You’d win, period; depending on the matter.

Now, with that being said, understand that I (yes, IAAL) practice in a jurisdiction, where, under certain circumstances, non-lawyers can represent clients. Some are paralegals, who can only practice at certain courts and within certain narrowly-defined constraints (e.g. speeding ticket specialists in traffic court). Others are law students, volunteering for the law school’s legal clinic. If these unlicensed, non-lawyer folks win the case; well, the case is won. But as far as I am aware, no layperson not belonging to the above two groups can represent anybody at trial.

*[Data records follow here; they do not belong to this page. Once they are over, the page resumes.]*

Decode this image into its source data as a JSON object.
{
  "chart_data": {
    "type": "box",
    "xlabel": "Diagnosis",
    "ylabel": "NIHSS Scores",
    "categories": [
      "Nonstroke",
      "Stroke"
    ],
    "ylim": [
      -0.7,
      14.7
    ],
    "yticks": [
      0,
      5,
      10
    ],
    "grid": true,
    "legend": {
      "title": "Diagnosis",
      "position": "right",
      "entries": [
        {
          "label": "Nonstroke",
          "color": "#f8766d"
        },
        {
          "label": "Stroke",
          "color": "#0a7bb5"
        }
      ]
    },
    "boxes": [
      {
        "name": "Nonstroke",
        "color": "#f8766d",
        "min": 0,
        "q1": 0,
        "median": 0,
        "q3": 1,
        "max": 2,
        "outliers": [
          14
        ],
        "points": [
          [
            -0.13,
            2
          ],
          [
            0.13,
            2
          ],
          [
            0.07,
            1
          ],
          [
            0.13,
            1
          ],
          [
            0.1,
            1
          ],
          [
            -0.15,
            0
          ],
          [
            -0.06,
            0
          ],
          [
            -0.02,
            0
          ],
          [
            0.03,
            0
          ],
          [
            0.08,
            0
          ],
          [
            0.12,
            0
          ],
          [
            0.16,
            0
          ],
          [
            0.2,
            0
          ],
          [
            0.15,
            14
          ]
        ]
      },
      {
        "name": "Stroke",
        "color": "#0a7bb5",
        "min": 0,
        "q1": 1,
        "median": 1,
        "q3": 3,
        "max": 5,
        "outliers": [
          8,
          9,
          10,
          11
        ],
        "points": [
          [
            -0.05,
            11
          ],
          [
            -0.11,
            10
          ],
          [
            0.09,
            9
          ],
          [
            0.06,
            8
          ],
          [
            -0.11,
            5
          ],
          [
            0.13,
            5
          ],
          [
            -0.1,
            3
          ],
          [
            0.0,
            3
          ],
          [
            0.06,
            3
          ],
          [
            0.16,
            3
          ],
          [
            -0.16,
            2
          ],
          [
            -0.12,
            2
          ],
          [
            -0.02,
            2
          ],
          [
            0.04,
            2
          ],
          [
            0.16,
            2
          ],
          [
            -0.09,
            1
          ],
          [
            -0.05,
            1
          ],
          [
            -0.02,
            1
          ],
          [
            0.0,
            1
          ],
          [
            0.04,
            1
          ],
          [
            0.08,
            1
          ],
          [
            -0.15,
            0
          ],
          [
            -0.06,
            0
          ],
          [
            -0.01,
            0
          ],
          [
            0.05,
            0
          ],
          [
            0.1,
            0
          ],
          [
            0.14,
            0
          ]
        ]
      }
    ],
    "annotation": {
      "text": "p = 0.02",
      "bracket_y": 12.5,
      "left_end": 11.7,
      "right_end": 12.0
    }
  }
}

FWIW, I recall a few times when I was in court, waiting for my client’s matter to be called; and the judge politely but firmly told somebody that since they were not a lawyer, they could not represent their friend, no matter how much the friend (who was also in court) said it was okay. The friend had to either represent themself, or hire a lawyer. If the friend wished, the judge would gladly hold the matter over until a lawyer could be retained. But the judge refused to hear the somebody who wanted to represent the friend.

This is the case in Immigration Court as well, but the exception is limited to a few highly experienced paralegals, who are employees of nonprofit agencies that represent immigrants. They first need to, well, apprentice under an attorney experienced in the area of law, and then apply for some kind of certification to be allowed to represent people in immigration hearings. The ones I’ve seen in action did a better job than a lot of immigration attorneys, but sometimes that’s not saying very much. (There’s also an exception for law students, but they are generally just helping the supervising attorney prepare the case, not actually representing the person in court.)

Eva Luna, former interpreter/court clerk, Office of the Immigration Judge

Well said.

As you see by some of the wild questions and answers in these SD boards, even with people who have an interest in trivia and an inclination to learn stuff, the lack of knowledge of the “nuts and bolts” of law is frightening. Go to a board full of yahoos (Digg comes to mind) and the legal ignorance (general ignorance) is astounding over something that could be so crucial to daily life.

I cringe when someone tries to fix their own computer without knowledge. I assume lawyers cringe just as much when someone without law spouts a patently absurd opinion that any first-year law student should be able to refute. Speech is bad enough, but when someone puts their future residence or financial well-being on the line based on faulty “advice” it’s even scarier.

A Mckenzie friend is not strictly speaking someone who fits the scope of the OP. That friend is there to assist a litigant in person, s/he is not representing the litigant.

Now to answer the question, well there are two answers, No and happens all the time. For the time being I will disregard specialist tribunals or small claims courts and the like, and concentrate on regular criminal, civil and appellate courts.

Being a lawyer or being legally qualified in almost all common law juridictions does not on its own entitle you per se to appear in court, you need to have somethig called rights of audience in that court to appear before it. How such rights of audience is granted of course varies amongst jurisictions, but if you don’t have rights of audience you can’t appear for the most part. So this explains to No answer I gave.

Yet, you often have non-lawyers appearing in court representing clients. The most common way is when law students appear, remember in almost all jurisdictions, law students do not enjoy rights of audience. Law students generally appear in court as a result of some legal clinic or similar programme in their law school and they are overseen by their supervisor, technically it is the supervisor who is the lawyer and the students are just helping.

Another way is when a a junior who does not have rights of audience, appears in a case and argues before the court in a case where his senior has been instructed.